In an interview with House Speaker Paul Ryan for 60 Minutes, CBS Evening News anchor Scott Pelley scolded the congressman for criticizing President Obama’s unconstitutional executive action on illegal immigration: “On your first day as speaker you said you were going to wipe the slate clean. And then in your very first news conference you said the President has, quote, ‘Proven himself untrustworthy on immigration.’ That’s not wiping the slate clean, that’s blowing chalk dust in the President's face.”
Ryan hit back: “...he tried to go around Congress and write the law unilaterally, violating the separation of powers. And I think just on that particular issue he has proven that he doesn't want to work with Congress, but work around Congress on, and that’s just not how laws are written.”
The brief exchange from the upcoming interview was aired as a preview on Friday’s CBS This Morning. During another preview clip aired on Thursday’s Evening News, Pelley lectured: “There was a time on Capitol Hill when the other guy had a bad idea and now on Capitol Hill the other guy's a bad guy....How do you heel that animosity? It's your job now.”
Ryan replied:
Yeah, I think that's right....Leadership by example is the way I look at it. I do have friends on the other side of the aisle. I have shown we can negotiate and compromise without compromising principle, that people with different ideas aren't bad people. They just have different ideas. Somewhere in this, we got into impugning people's character and motives if we didn't like their ideas. We've got to get back to just debating ideas and not impugning people's motives and character.

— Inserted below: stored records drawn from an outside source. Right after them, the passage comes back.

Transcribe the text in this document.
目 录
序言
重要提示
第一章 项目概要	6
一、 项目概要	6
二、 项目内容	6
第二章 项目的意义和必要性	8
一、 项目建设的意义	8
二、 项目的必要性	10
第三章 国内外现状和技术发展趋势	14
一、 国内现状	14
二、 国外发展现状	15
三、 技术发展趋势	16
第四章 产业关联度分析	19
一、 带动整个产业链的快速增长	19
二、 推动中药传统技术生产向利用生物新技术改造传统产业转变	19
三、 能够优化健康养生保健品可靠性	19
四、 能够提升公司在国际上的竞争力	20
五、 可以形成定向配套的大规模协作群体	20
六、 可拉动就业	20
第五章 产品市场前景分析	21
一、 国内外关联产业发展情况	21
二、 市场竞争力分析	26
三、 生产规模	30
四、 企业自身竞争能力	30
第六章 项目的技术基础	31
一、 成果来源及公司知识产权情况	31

Here is a transcript of Pelley’s exchange with Ryan aired on the November 13 This Morning:
7:09 AM ET
GAYLE KING: House Speaker Paul Ryan believes this morning it would be wrong to dismiss political outsiders like Donald Trump and Ben Carson in the race for the White House. Ryan tells his home-state paper The Milwaukee Journal Sentinel, quote, “I think it’s just such an unpredictable time that you can’t bank on conventional wisdom.”
The new speaker opened up to Scott Pelley for Sunday’s 60 minutes on where things stand between him and President Obama.
[ON-SCREEN HEADLINE: Ryan’s Mission; Speaker Discusses Congress & Obama With 60 Minutes]
SCOTT PELLEY: Have you spoken to the President?
REP. PAUL RYAN [SPEAKER OF THE HOUSE]: Yeah, a number of times.
PELLEY: Since you became speaker?
RYAN: Uh-huh.
PELLEY: And the substance of those conversations has been what?
RYAN: Varied on a number of different issues and much of it discussed about things we can get working together on, things that we have to get done by the end of the year. And just, you know, courtesy issues. We talk about having teenager daughters, too.
PELLEY: But you found a man you can work with?
RYAN: Sure. Yeah, look, this is the job. Absolutely. He’s the President of United States, he’s my president, too.
PELLEY: It hasn’t – the job hasn't been getting done these last several years.
RYAN: I agree with that, but nevertheless this government does have to work.
PELLEY: On your first day as speaker you said you were going to wipe the slate clean. And then in your very first news conference you said the President has, quote, “Proven himself untrustworthy on immigration.” That’s not wiping the slate clean, that’s blowing chalk dust in the President's face.
RYAN: Well, I think wiping the slate clean was about wiping the slate clean in Congress and getting Congress, the House, functioning again. On this particular issue, he tried to go around Congress and write the law unilaterally, violating the separation of powers. And I think just on that particular issue he has proven that he doesn't want to work with Congress, but work around Congress on, and that’s just not how laws are written.
NORAH O’DONNELL: And you can watch 60 Minutes, right, Gayle? On Sunday to see Speaker Ryan on his home turf in Wisconsin. You’ll learn about his plans for Social Security and the tax code. That’s Sunday, here on CBS.